In February 2008, before Eliott Spitzer was outed by Federal authorities for his extracurricular activities with a call girl, Spitzer wrote the following Op-Ed regarding the causes of the subprime crisis:
http://www.washingtonpost.com/wp-dyn/content/article/2008/02/13/AR2008021302783.html/snip
Several years ago, state attorneys general and others involved in consumer protection began to notice a marked increase in a range of predatory lending practices by mortgage lenders. Some were misrepresenting the terms of loans, making loans without regard to consumers' ability to repay, making loans with deceptive "teaser" rates that later ballooned astronomically, packing loans with undisclosed charges and fees, or even paying illegal kickbacks. These and other practices, we noticed, were having a devastating effect on home buyers. In addition, the widespread nature of these practices, if left unchecked, threatened our financial markets.
Even though predatory lending was becoming a national problem, the Bush administration looked the other way and did nothing to protect American homeowners.
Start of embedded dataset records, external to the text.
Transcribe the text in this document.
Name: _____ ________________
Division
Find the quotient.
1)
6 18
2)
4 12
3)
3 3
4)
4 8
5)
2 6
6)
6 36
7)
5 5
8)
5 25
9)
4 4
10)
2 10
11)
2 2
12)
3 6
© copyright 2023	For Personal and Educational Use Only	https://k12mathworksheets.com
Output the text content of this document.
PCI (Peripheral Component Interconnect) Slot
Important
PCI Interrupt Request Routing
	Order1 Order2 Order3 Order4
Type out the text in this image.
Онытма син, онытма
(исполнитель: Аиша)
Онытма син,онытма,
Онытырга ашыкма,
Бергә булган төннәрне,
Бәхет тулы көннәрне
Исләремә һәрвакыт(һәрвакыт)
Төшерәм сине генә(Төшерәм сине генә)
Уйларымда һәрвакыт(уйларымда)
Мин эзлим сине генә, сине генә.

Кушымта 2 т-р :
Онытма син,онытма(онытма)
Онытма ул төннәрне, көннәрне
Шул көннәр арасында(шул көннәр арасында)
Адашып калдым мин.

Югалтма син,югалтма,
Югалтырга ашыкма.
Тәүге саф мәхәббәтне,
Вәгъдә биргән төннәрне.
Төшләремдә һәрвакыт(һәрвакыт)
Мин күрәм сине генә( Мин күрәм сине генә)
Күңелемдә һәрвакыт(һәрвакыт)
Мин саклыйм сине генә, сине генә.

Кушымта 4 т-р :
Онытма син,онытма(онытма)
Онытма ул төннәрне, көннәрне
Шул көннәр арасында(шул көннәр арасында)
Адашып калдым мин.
In fact, the government chose instead to align itself with the banks that were victimizing consumers.
/snip
Of course, shortly thereafter, Spitzer was disgraced in a call girl scandal in March of this year. This theme pushed by Spitzer was recently picked up again by Business Week of all publications in an article published today:
http://www.msnbc.msn.com/id/27121535//snip
States warned about impending mortgage crisis: Bush administration, financial industry thwarted efforts to curb greed* * *
A number of factors contributed to the mortgage disaster and credit crunch. Interest rate cuts and unprecedented foreign capital infusions fueled thoughtless lending on Main Street and arrogant gambling on Wall Street. The trading of esoteric derivatives amplified risks it was supposed to mute.
One cause, though, has been largely overlooked: the stifling of prescient state enforcers and legislators who tried to contain the greed and foolishness. They were thwarted in many cases by Washington officials hostile to regulation and a financial industry adept at exploiting this ideology.
The Bush Administration and many banks clung to what is known as "preemption." It is a legal doctrine that can be invoked in court and at the rulemaking table to assert that, when federal and state authority over business conflict, the feds prevail — even if it means little or no regulation.